As discussed in our blogs concerning recording telephone conversations and other forms of technological spying, it is never advisable to intentionally spy on your spouse. But, if you unintentionally discover evidence of adultery or if you have other reasons to believe your spouse may be cheating, you may use Georgia's discovery process to uncover potentially admissible evidence to prove adultery. In fact, the discovery process may be used to uncover more evidence, even if the information originally uncovered is itself inadmissible - so long as the discovery tools used are calculated to discovery potentially admissible information. This concept is clearly exemplified in the case of Ewing v. Ewing, A15A1422 (Ga. Ct. App. Sept. 3, 2015).

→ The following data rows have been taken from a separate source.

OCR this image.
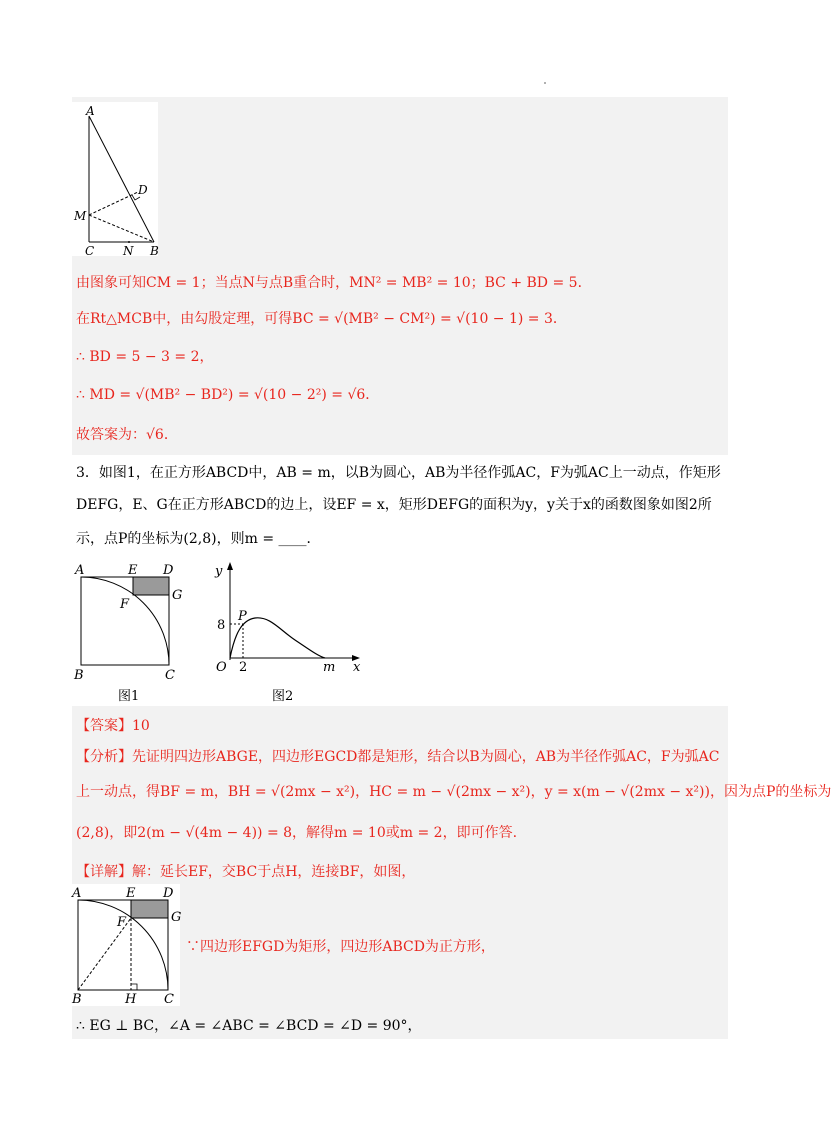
A
D
M
C N B
由图象可知CM = 1；当点N与点B重合时，MN² = MB² = 10；BC + BD = 5．
在Rt△MCB中，由勾股定理，可得BC = √(MB² − CM²) = √(10 − 1) = 3．
∴ BD = 5 − 3 = 2，
∴ MD = √(MB² − BD²) = √(10 − 2²) = √6．
故答案为：√6．
3．如图1，在正方形ABCD中，AB = m，以B为圆心，AB为半径作弧AC，F为弧AC上一动点，作矩形
DEFG，E、G在正方形ABCD的边上，设EF = x，矩形DEFG的面积为y，y关于x的函数图象如图2所
示，点P的坐标为(2,8)，则m = ____．
A	E D
F
G
B	C
图1
y
P
8
O 2	m x
图2
【答案】10
【分析】先证明四边形ABGE，四边形EGCD都是矩形，结合以B为圆心，AB为半径作弧AC，F为弧AC
上一动点，得BF = m，BH = √(2mx − x²)，HC = m − √(2mx − x²)，y = x(m − √(2mx − x²))，因为点P的坐标为
(2,8)，即2(m − √(4m − 4)) = 8，解得m = 10或m = 2，即可作答.
【详解】解：延长EF，交BC于点H，连接BF，如图，
A	E D
F	G
B	H C
∵四边形EFGD为矩形，四边形ABCD为正方形，
∴ EG ⊥ BC，∠A = ∠ABC = ∠BCD = ∠D = 90°，
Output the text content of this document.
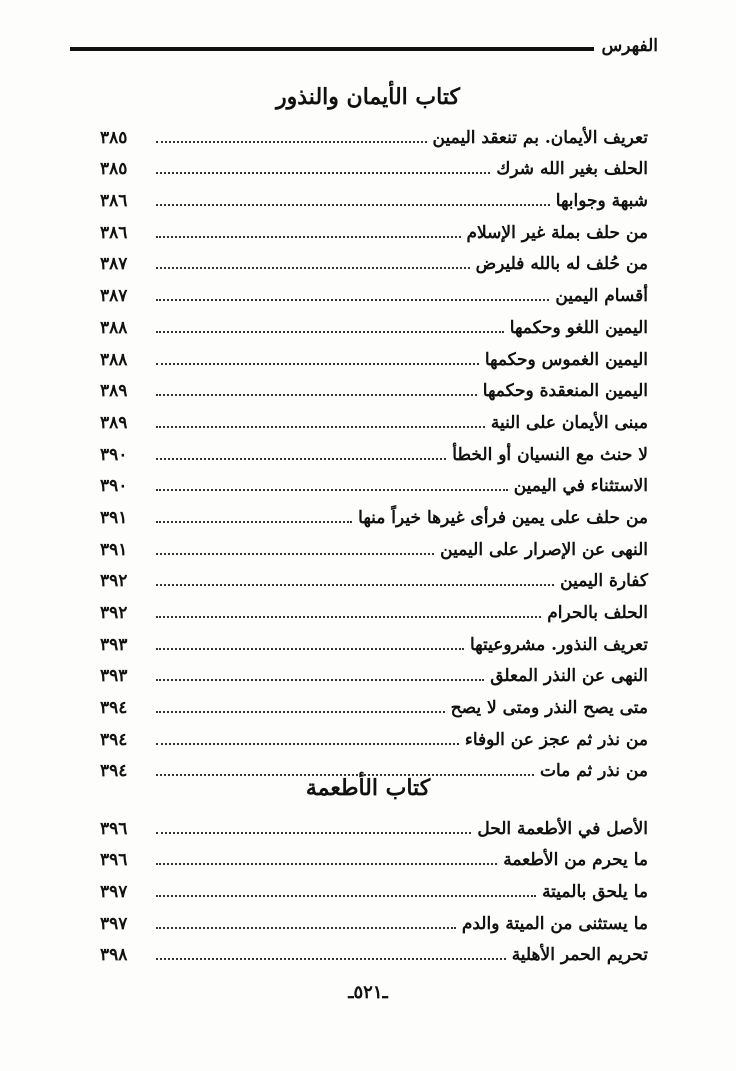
الفهرس
كتاب الأيمان والنذور
تعريف الأيمان. بم تنعقد اليمين
٣٨٥
الحلف بغير الله شرك
٣٨٥
شبهة وجوابها
٣٨٦
من حلف بملة غير الإسلام
٣٨٦
من حُلف له بالله فليرض
٣٨٧
أقسام اليمين
٣٨٧
اليمين اللغو وحكمها
٣٨٨
اليمين الغموس وحكمها
٣٨٨
اليمين المنعقدة وحكمها
٣٨٩
مبنى الأيمان على النية
٣٨٩
لا حنث مع النسيان أو الخطأ
٣٩٠
الاستثناء في اليمين
٣٩٠
من حلف على يمين فرأى غيرها خيراً منها
٣٩١
النهى عن الإصرار على اليمين
٣٩١
كفارة اليمين
٣٩٢
الحلف بالحرام
٣٩٢
تعريف النذور. مشروعيتها
٣٩٣
النهى عن النذر المعلق
٣٩٣
متى يصح النذر ومتى لا يصح
٣٩٤
من نذر ثم عجز عن الوفاء
٣٩٤
من نذر ثم مات
٣٩٤
كتاب الأطعمة
الأصل في الأطعمة الحل
٣٩٦
ما يحرم من الأطعمة
٣٩٦
ما يلحق بالميتة
٣٩٧
ما يستثنى من الميتة والدم
٣٩٧
تحريم الحمر الأهلية
٣٩٨
ـ٥٢١ـ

In Ewing, wife discovered pictures and videos of another woman on husband's phone tending to show husband was cheating. Once husband became aware of wife's discovery, husband filed for divorce. Wife responded by alleging adultery on the part of husband. To support her claim, wife used discovery tools, such as deposition and requests for production of documents to prove husband's affair. Specifically, wife sought to depose husband, husband's paramour, and served subpoenas on husband's cellular company. Husband sought to quash wife's subpoenas and asked the court to issue protective orders preventing the wife from engaging in discovery aimed at proving his adultery. Husband argued that any information gathered by wife would be "fruit of the poison tree" and inadmissible at trial. The presiding judge disagreed, and on interlocutory appeal the Georgia Court of Appeals affirmed the trial judge's decision holding:

Regardless of the admissibility or inadmissibility of the content of the husband's emails, including the photos and videos of [husband's paramour], the wife is entitled to engage in discovery which might lead to admissible evidence of the husband's alleged adultery. Consequently, the trial court did not abuse its discretion in denying the husband's motion for a protective order.

Id. If you are interested in learning more about this case, or this particular issue of Georgia divorce law, check out the case. Not only is it an informative case, but it is also a very interesting read.